Members of the Caudwell Xtreme Everest expedition, testing human adaptation to hypoxia on the roof of the world, write a diary blog for Nature from 30 March, 2007.
The South Col (Camp 4), at 7950m above sea level, is the most inhospitable place I have ever been to.
It lies as a saddle between the peaks of Lhotse and Everest. Wind funnels through this gap in the mountains continuously, scouring snow from the ground and projecting it horizontally at high speed. A number of tents are normally to be found huddled together at the bottom of the route which leads up to the summit of Everest.
Traditionally climbers arrive at the South Col, from camp 3, in the early afternoon. They rest and brew up drinks until early evening when they leave for the summit. On their return the camp is dismantled and the climbers descend as rapidly as possible. The aim is to spend as little time as possible on this litter strewn wasteland. Our aim was to set up a physiology laboratory on the Col, and spend a number of days trying to study as many of our investigators as possible.
Once the Sherpas had erected a suitably sized tent on the Col we set about trying to construct the world’s highest laboratory. The first hurdle was a reliable source of electricity from which to run the various pieces of equipment we intended to use. A bank of 12 volt batteries fed by solar panels mounted on the outside of the tent was the answer to this. Despite the howling gales one useful natural phenomenon at the South Col is sunlight; glaring rays beam down from dawn until sunset.

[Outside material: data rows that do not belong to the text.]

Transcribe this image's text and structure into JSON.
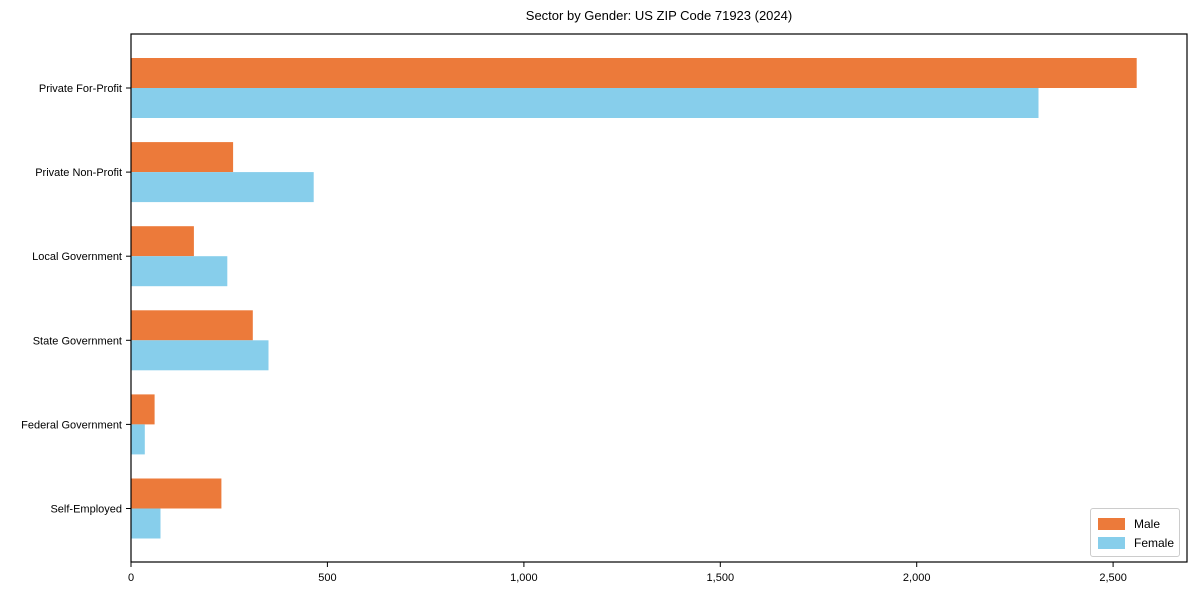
{
  "chart_data": {
    "type": "bar",
    "orientation": "horizontal",
    "title": "Sector by Gender: US ZIP Code 71923 (2024)",
    "categories": [
      "Private For-Profit",
      "Private Non-Profit",
      "Local Government",
      "State Government",
      "Federal Government",
      "Self-Employed"
    ],
    "series": [
      {
        "name": "Male",
        "color": "#ec7a3a",
        "values": [
          2560,
          260,
          160,
          310,
          60,
          230
        ]
      },
      {
        "name": "Female",
        "color": "#87ceeb",
        "values": [
          2310,
          465,
          245,
          350,
          35,
          75
        ]
      }
    ],
    "xlabel": "",
    "ylabel": "",
    "xlim": [
      0,
      2688
    ],
    "xticks": [
      0,
      500,
      1000,
      1500,
      2000,
      2500
    ],
    "xtick_labels": [
      "0",
      "500",
      "1,000",
      "1,500",
      "2,000",
      "2,500"
    ],
    "grid": false,
    "legend_position": "lower right",
    "frame_color": "#000000",
    "legend_border_color": "#cccccc",
    "background_color": "#ffffff"
  }
}
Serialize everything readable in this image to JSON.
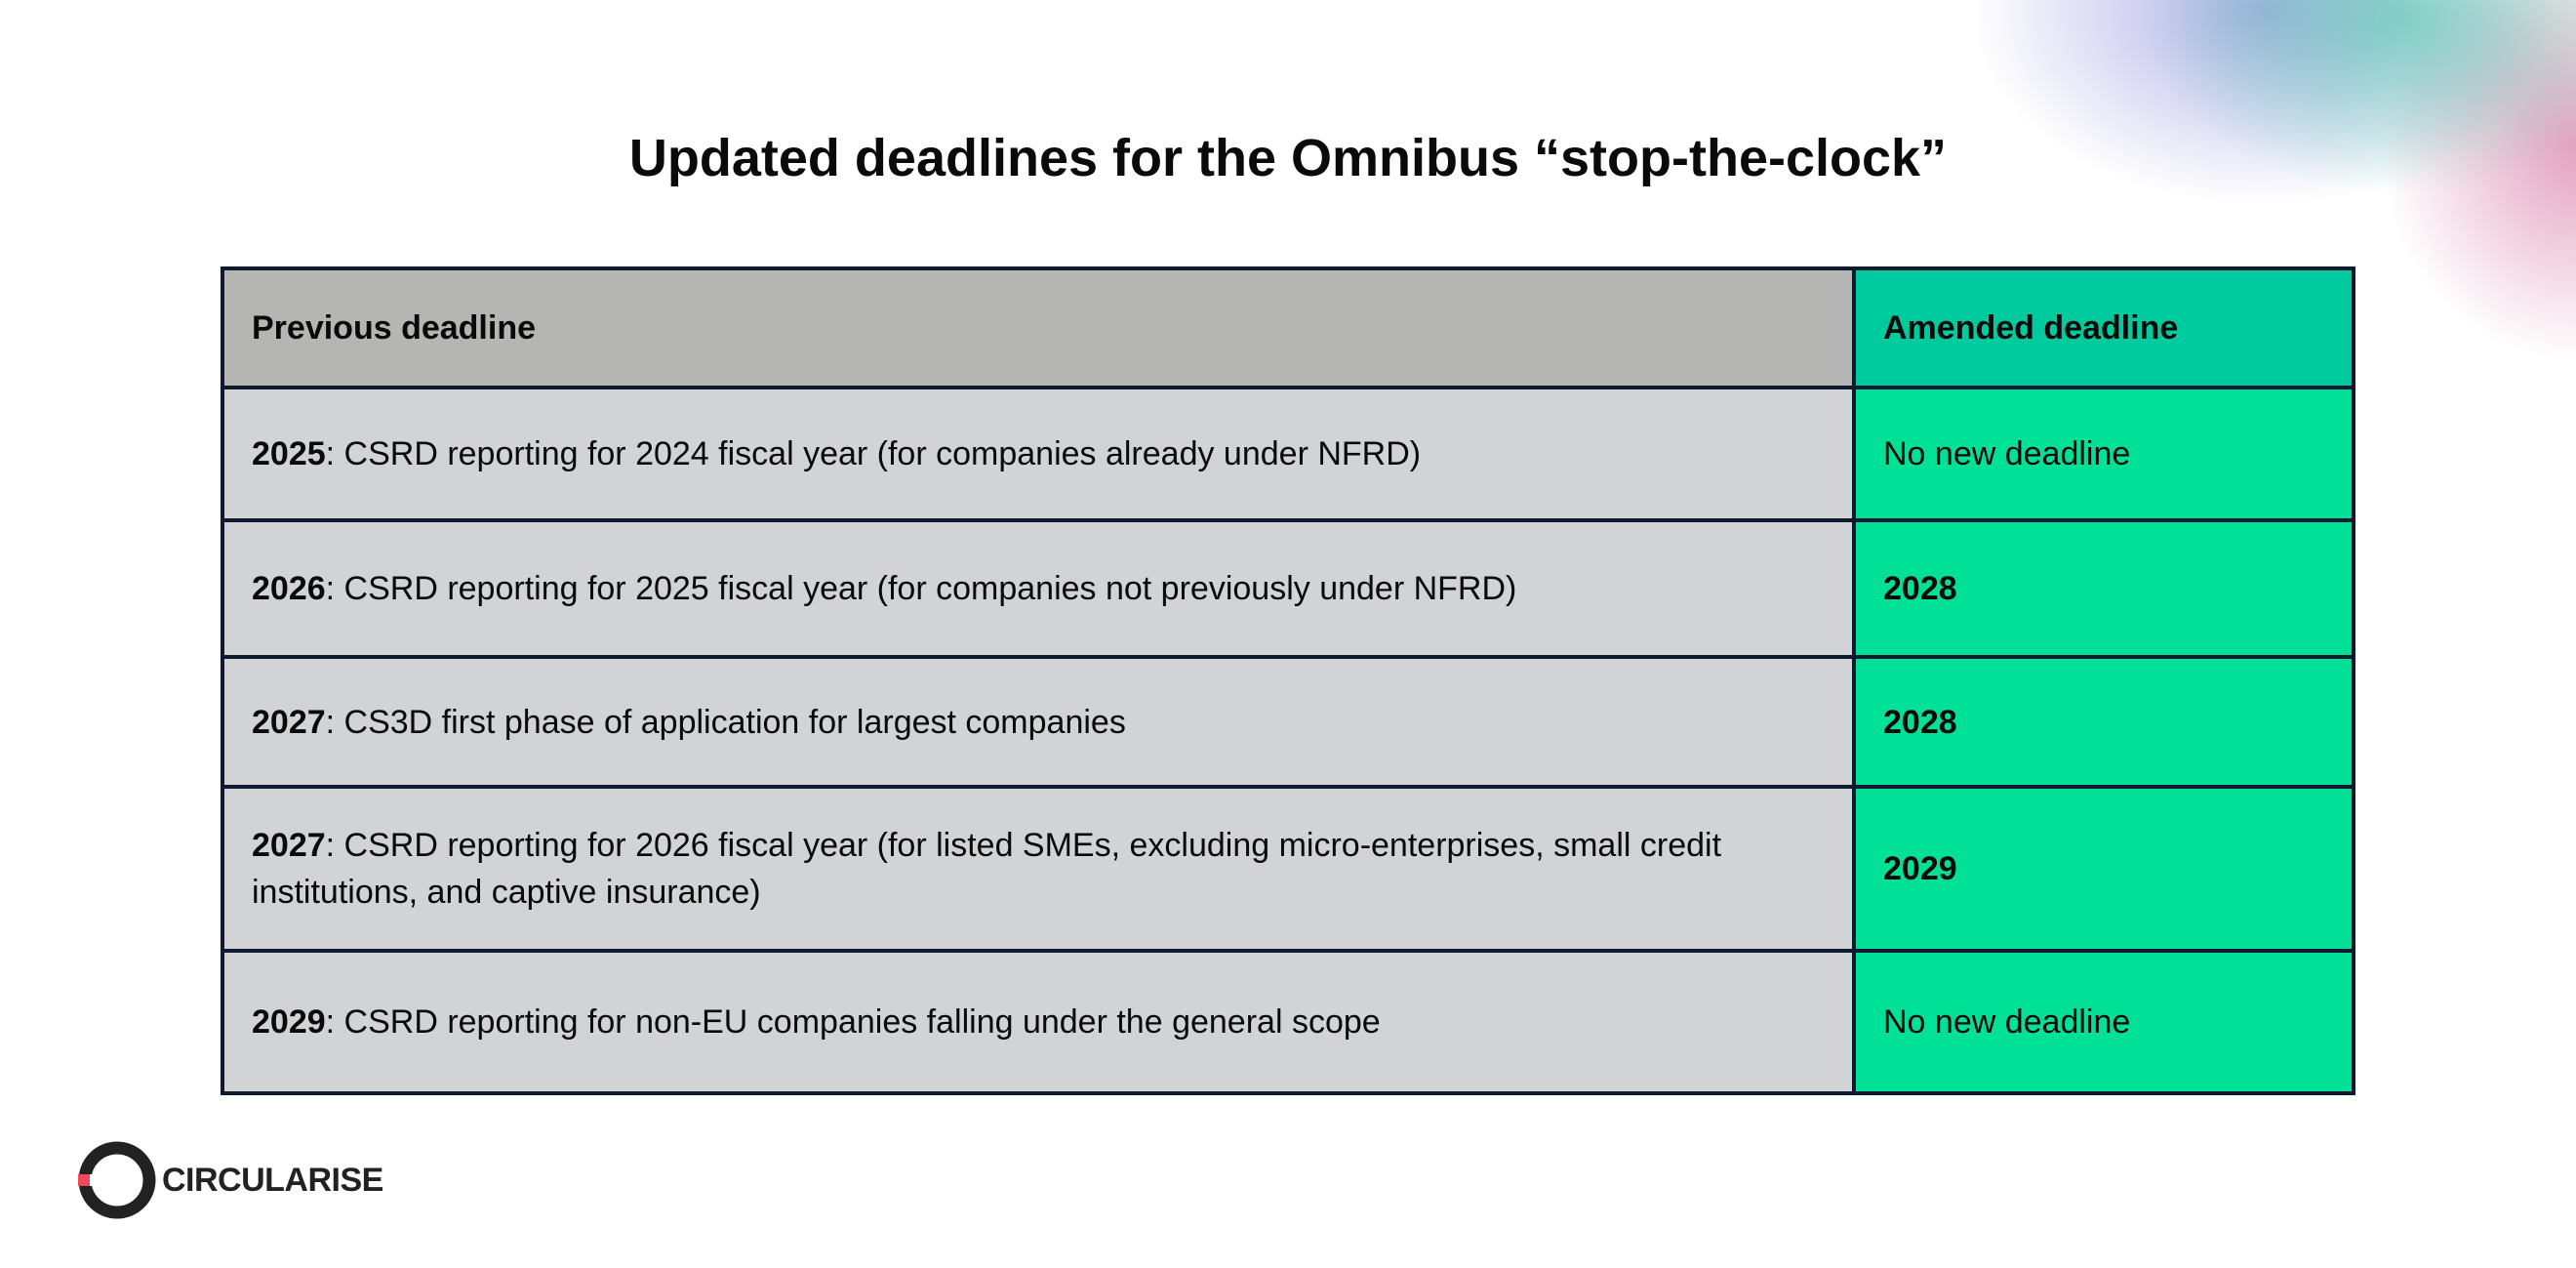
{
  "header": {
    "title": "Updated deadlines for the Omnibus “stop-the-clock”"
  },
  "table": {
    "columns": [
      "Previous deadline",
      "Amended deadline"
    ],
    "rows": [
      {
        "year": "2025",
        "text": ": CSRD reporting for 2024 fiscal year (for companies already under NFRD)",
        "amended": "No new deadline"
      },
      {
        "year": "2026",
        "text": ": CSRD reporting for 2025 fiscal year (for companies not previously under NFRD)",
        "amended": "2028"
      },
      {
        "year": "2027",
        "text": ": CS3D first phase of application for largest companies",
        "amended": "2028"
      },
      {
        "year": "2027",
        "text": ": CSRD reporting for 2026 fiscal year (for listed SMEs, excluding micro-enterprises, small credit institutions, and captive insurance)",
        "amended": "2029"
      },
      {
        "year": "2029",
        "text": ": CSRD reporting for non-EU companies falling under the general scope",
        "amended": "No new deadline"
      }
    ]
  },
  "footer": {
    "logo": "CIRCULARISE"
  }
}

Then we needed to build the exercise bicycle which forms a vital component of the cardiopulmonary exercise (CPX) testing system. The bike had to be brought to the South Col in small pieces as the whole bike would be far too heavy and cumbersome for any Sherpa to carry up the steep Lhotse Face. Wearing oxygen masks and following simple instructions with plenty of photos we slowly pieced together the bicycle without damaging any of its delicate internal components.

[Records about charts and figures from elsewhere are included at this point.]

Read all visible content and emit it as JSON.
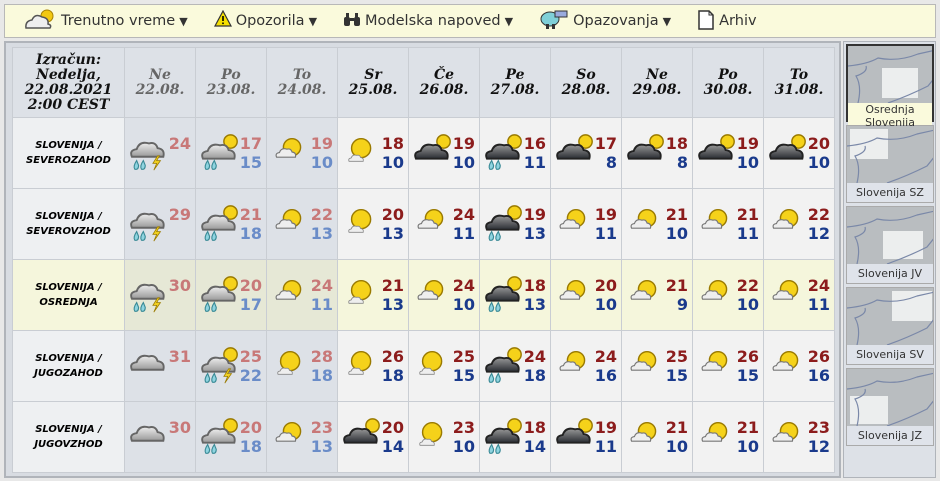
{
  "toolbar": [
    {
      "label": "Trenutno vreme",
      "icon": "cloud-sun-icon",
      "dropdown": true
    },
    {
      "label": "Opozorila",
      "icon": "warning-icon",
      "dropdown": true
    },
    {
      "label": "Modelska napoved",
      "icon": "binoculars-icon",
      "dropdown": true
    },
    {
      "label": "Opazovanja",
      "icon": "observer-icon",
      "dropdown": true
    },
    {
      "label": "Arhiv",
      "icon": "document-icon",
      "dropdown": false
    }
  ],
  "calc": {
    "l1": "Izračun:",
    "l2": "Nedelja,",
    "l3": "22.08.2021",
    "l4": "2:00 CEST"
  },
  "days": [
    {
      "name": "Ne",
      "date": "22.08.",
      "past": true
    },
    {
      "name": "Po",
      "date": "23.08.",
      "past": true
    },
    {
      "name": "To",
      "date": "24.08.",
      "past": true
    },
    {
      "name": "Sr",
      "date": "25.08."
    },
    {
      "name": "Če",
      "date": "26.08."
    },
    {
      "name": "Pe",
      "date": "27.08."
    },
    {
      "name": "So",
      "date": "28.08."
    },
    {
      "name": "Ne",
      "date": "29.08."
    },
    {
      "name": "Po",
      "date": "30.08."
    },
    {
      "name": "To",
      "date": "31.08."
    }
  ],
  "rows": [
    {
      "l1": "SLOVENIJA /",
      "l2": "SEVEROZAHOD",
      "cells": [
        [
          "rain-thunder",
          "24",
          ""
        ],
        [
          "rain-sun",
          "17",
          "15"
        ],
        [
          "partly-cloudy",
          "19",
          "10"
        ],
        [
          "mostly-sunny",
          "18",
          "10"
        ],
        [
          "dark-cloud-sun",
          "19",
          "10"
        ],
        [
          "dark-rain-sun",
          "16",
          "11"
        ],
        [
          "dark-cloud-sun",
          "17",
          "8"
        ],
        [
          "dark-cloud-sun",
          "18",
          "8"
        ],
        [
          "dark-cloud-sun",
          "19",
          "10"
        ],
        [
          "dark-cloud-sun",
          "20",
          "10"
        ]
      ]
    },
    {
      "l1": "SLOVENIJA /",
      "l2": "SEVEROVZHOD",
      "cells": [
        [
          "rain-thunder",
          "29",
          ""
        ],
        [
          "rain-sun",
          "21",
          "18"
        ],
        [
          "partly-cloudy",
          "22",
          "13"
        ],
        [
          "mostly-sunny",
          "20",
          "13"
        ],
        [
          "partly-cloudy",
          "24",
          "11"
        ],
        [
          "dark-rain-sun",
          "19",
          "13"
        ],
        [
          "partly-cloudy",
          "19",
          "11"
        ],
        [
          "partly-cloudy",
          "21",
          "10"
        ],
        [
          "partly-cloudy",
          "21",
          "11"
        ],
        [
          "partly-cloudy",
          "22",
          "12"
        ]
      ]
    },
    {
      "l1": "SLOVENIJA /",
      "l2": "OSREDNJA",
      "selected": true,
      "cells": [
        [
          "rain-thunder",
          "30",
          ""
        ],
        [
          "rain-sun",
          "20",
          "17"
        ],
        [
          "partly-cloudy",
          "24",
          "11"
        ],
        [
          "mostly-sunny",
          "21",
          "13"
        ],
        [
          "partly-cloudy",
          "24",
          "10"
        ],
        [
          "dark-rain-sun",
          "18",
          "13"
        ],
        [
          "partly-cloudy",
          "20",
          "10"
        ],
        [
          "partly-cloudy",
          "21",
          "9"
        ],
        [
          "partly-cloudy",
          "22",
          "10"
        ],
        [
          "partly-cloudy",
          "24",
          "11"
        ]
      ]
    },
    {
      "l1": "SLOVENIJA /",
      "l2": "JUGOZAHOD",
      "cells": [
        [
          "cloudy",
          "31",
          ""
        ],
        [
          "rain-thunder-sun",
          "25",
          "22"
        ],
        [
          "mostly-sunny",
          "28",
          "18"
        ],
        [
          "mostly-sunny",
          "26",
          "18"
        ],
        [
          "mostly-sunny",
          "25",
          "15"
        ],
        [
          "dark-rain-sun",
          "24",
          "18"
        ],
        [
          "partly-cloudy",
          "24",
          "16"
        ],
        [
          "partly-cloudy",
          "25",
          "15"
        ],
        [
          "partly-cloudy",
          "26",
          "15"
        ],
        [
          "partly-cloudy",
          "26",
          "16"
        ]
      ]
    },
    {
      "l1": "SLOVENIJA /",
      "l2": "JUGOVZHOD",
      "cells": [
        [
          "cloudy",
          "30",
          ""
        ],
        [
          "rain-sun",
          "20",
          "18"
        ],
        [
          "partly-cloudy",
          "23",
          "13"
        ],
        [
          "dark-cloud-sun",
          "20",
          "14"
        ],
        [
          "mostly-sunny",
          "23",
          "10"
        ],
        [
          "dark-rain-sun",
          "18",
          "14"
        ],
        [
          "dark-cloud-sun",
          "19",
          "11"
        ],
        [
          "partly-cloudy",
          "21",
          "10"
        ],
        [
          "partly-cloudy",
          "21",
          "10"
        ],
        [
          "partly-cloudy",
          "23",
          "12"
        ]
      ]
    }
  ],
  "regions": [
    {
      "l1": "Osrednja",
      "l2": "Slovenija",
      "selected": true,
      "area": "center"
    },
    {
      "l1": "Slovenija SZ",
      "area": "north-west"
    },
    {
      "l1": "Slovenija JV",
      "area": "south-east"
    },
    {
      "l1": "Slovenija SV",
      "area": "north-east"
    },
    {
      "l1": "Slovenija JZ",
      "area": "south-west"
    }
  ],
  "colors": {
    "toolbar_bg": "#fafadc",
    "past_max": "#c87878",
    "past_min": "#6a8cc8",
    "max": "#8c1c1c",
    "min": "#1a3a8c",
    "selected_row": "#f5f6dc"
  }
}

Next the breath-by-breath analysis system needed to be calibrated to the thin cold air which is to be found 8000m. The missing link that co-ordinates the bicycle and the breath analysis system is a laptop computer. For those of you who have attempted research at altitude you will know that computer hard drives begin to fail after about 4500m. To get around this we had to make special hard drives from the memory cards more commonly found in cameras. To our amazement the laptops worked at this extreme altitude; the highest a computer has ever been successfully used on Earth, as far as we know! Numerous other pieces of research equipment were unpacked and warmed up ready for the subjects to be investigated.

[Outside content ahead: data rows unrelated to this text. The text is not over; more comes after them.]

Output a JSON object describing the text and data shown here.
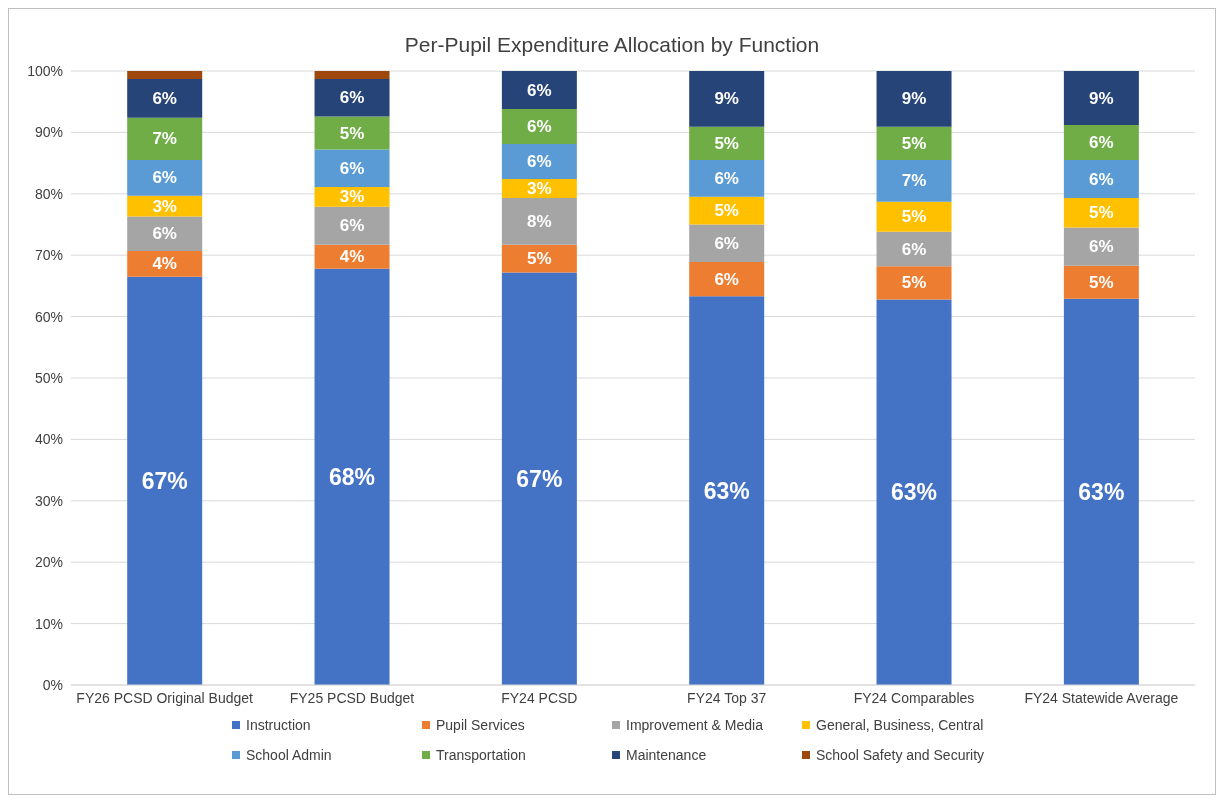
{
  "chart_data": {
    "type": "bar",
    "title": "Per-Pupil Expenditure Allocation by Function",
    "stacked": true,
    "categories": [
      "FY26 PCSD Original Budget",
      "FY25 PCSD Budget",
      "FY24 PCSD",
      "FY24 Top 37",
      "FY24 Comparables",
      "FY24 Statewide Average"
    ],
    "series": [
      {
        "name": "Instruction",
        "color": "#4472c4",
        "values": [
          66.5,
          67.8,
          67.2,
          63.3,
          62.8,
          62.9
        ],
        "value_labels": [
          "67%",
          "68%",
          "67%",
          "63%",
          "63%",
          "63%"
        ]
      },
      {
        "name": "Pupil Services",
        "color": "#ed7d31",
        "values": [
          4.2,
          3.9,
          4.5,
          5.6,
          5.4,
          5.4
        ],
        "value_labels": [
          "4%",
          "4%",
          "5%",
          "6%",
          "5%",
          "5%"
        ]
      },
      {
        "name": "Improvement & Media",
        "color": "#a5a5a5",
        "values": [
          5.6,
          6.2,
          7.6,
          6.1,
          5.6,
          6.2
        ],
        "value_labels": [
          "6%",
          "6%",
          "8%",
          "6%",
          "6%",
          "6%"
        ]
      },
      {
        "name": "General, Business, Central",
        "color": "#ffc000",
        "values": [
          3.4,
          3.2,
          3.1,
          4.5,
          4.9,
          4.8
        ],
        "value_labels": [
          "3%",
          "3%",
          "3%",
          "5%",
          "5%",
          "5%"
        ]
      },
      {
        "name": "School Admin",
        "color": "#5b9bd5",
        "values": [
          5.8,
          6.1,
          5.7,
          6.0,
          6.8,
          6.2
        ],
        "value_labels": [
          "6%",
          "6%",
          "6%",
          "6%",
          "7%",
          "6%"
        ]
      },
      {
        "name": "Transportation",
        "color": "#70ad47",
        "values": [
          6.9,
          5.4,
          5.7,
          5.4,
          5.4,
          5.7
        ],
        "value_labels": [
          "7%",
          "5%",
          "6%",
          "5%",
          "5%",
          "6%"
        ]
      },
      {
        "name": "Maintenance",
        "color": "#264478",
        "values": [
          6.3,
          6.1,
          6.2,
          9.1,
          9.1,
          8.8
        ],
        "value_labels": [
          "6%",
          "6%",
          "6%",
          "9%",
          "9%",
          "9%"
        ]
      },
      {
        "name": "School Safety and Security",
        "color": "#9e480e",
        "values": [
          1.3,
          1.3,
          0,
          0,
          0,
          0
        ],
        "value_labels": [
          null,
          null,
          null,
          null,
          null,
          null
        ]
      }
    ],
    "ylim": [
      0,
      100
    ],
    "yticks": [
      {
        "value": 0,
        "label": "0%"
      },
      {
        "value": 10,
        "label": "10%"
      },
      {
        "value": 20,
        "label": "20%"
      },
      {
        "value": 30,
        "label": "30%"
      },
      {
        "value": 40,
        "label": "40%"
      },
      {
        "value": 50,
        "label": "50%"
      },
      {
        "value": 60,
        "label": "60%"
      },
      {
        "value": 70,
        "label": "70%"
      },
      {
        "value": 80,
        "label": "80%"
      },
      {
        "value": 90,
        "label": "90%"
      },
      {
        "value": 100,
        "label": "100%"
      }
    ],
    "grid": "y",
    "legend": "bottom"
  }
}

After multiple glitches we eventually managed to perform the highest CPX tests ever. Subjects cycled to exhaustion whilst we measured systemic oxygen consumption. Needless to say, the maximum work load achievable by subjects was considerably less than they achieved at lower altitudes. Other tests included transcranial Doppler measurement of middle cerebral artery blood velocity (blood flow speed to the brain), near infra-red spectroscopy to assess brain oxygenation, neurocognitive assessments (higher brain function), sidestream-darkfield imaging of the sublingual microcirculation (blood flow under the tongue) and spirometry (lung function measurements). Considering the appalling conditions outside the tent we managed to complete a fairly extensive series of experiments in the limited time we could stay at the Col .
There remained one more experiment to perform, an arterial blood gas sample from the summit of Everest. We left the South Col at around nine thirty on the night of the 22nd May and began the long, cold, slow climb up towards the summit. We climbed through the night and as the sun began to rise we came face to face with the famous Hilary Step. Having conquered this final hurdle we arrived at the summit of Mount Everest (8848m) at around six thirty in the morning of the 23rd May.
It was cold and windy but worth every step of the arduous journey we had taken to get there. We decided that taking an arterial blood sample on the summit itself was too dangerous and that attempting to erect our light weight shelter would no doubt end in disaster. After about forty minutes on the summit we descended as far as ‘The Balcony’ (8475m) where conditions were more suitable for taking blood.
Within the shelter of our simple tent we were able to remove our big mittens and expose the femoral artery of each subject in order to take a small sample of blood. Taking arterial blood at such an altitude is no easy task and we were glad of the practice we’d had on other large mountains. The samples were carried by one of our nimblest Sherpas (Pasang Tenzing Sherpa) to the Camp 2 laboratory some 2000m below in a staggering two hours.
Successful analysis in the blood gas machine at Camp 2 revealed shockingly low levels of oxygen in the blood of the climbers studied. These results are the highest arterial blood gases ever obtained and go a long way to show just how adaptable the human body can be to extreme hypoxia.
So there ended our endeavours to explore the physiology of the human body when pushed to extremes. We safely descended the mountain and returned to base camp a number of days later. By that time nearly all 200 of the trekkers had passed through the laboratories and completed their testing. All that remains now is for the investigators to test one another for one last time at base camp before trekking back to Lukla for the somewhat hair-raising flight to Kathmandu.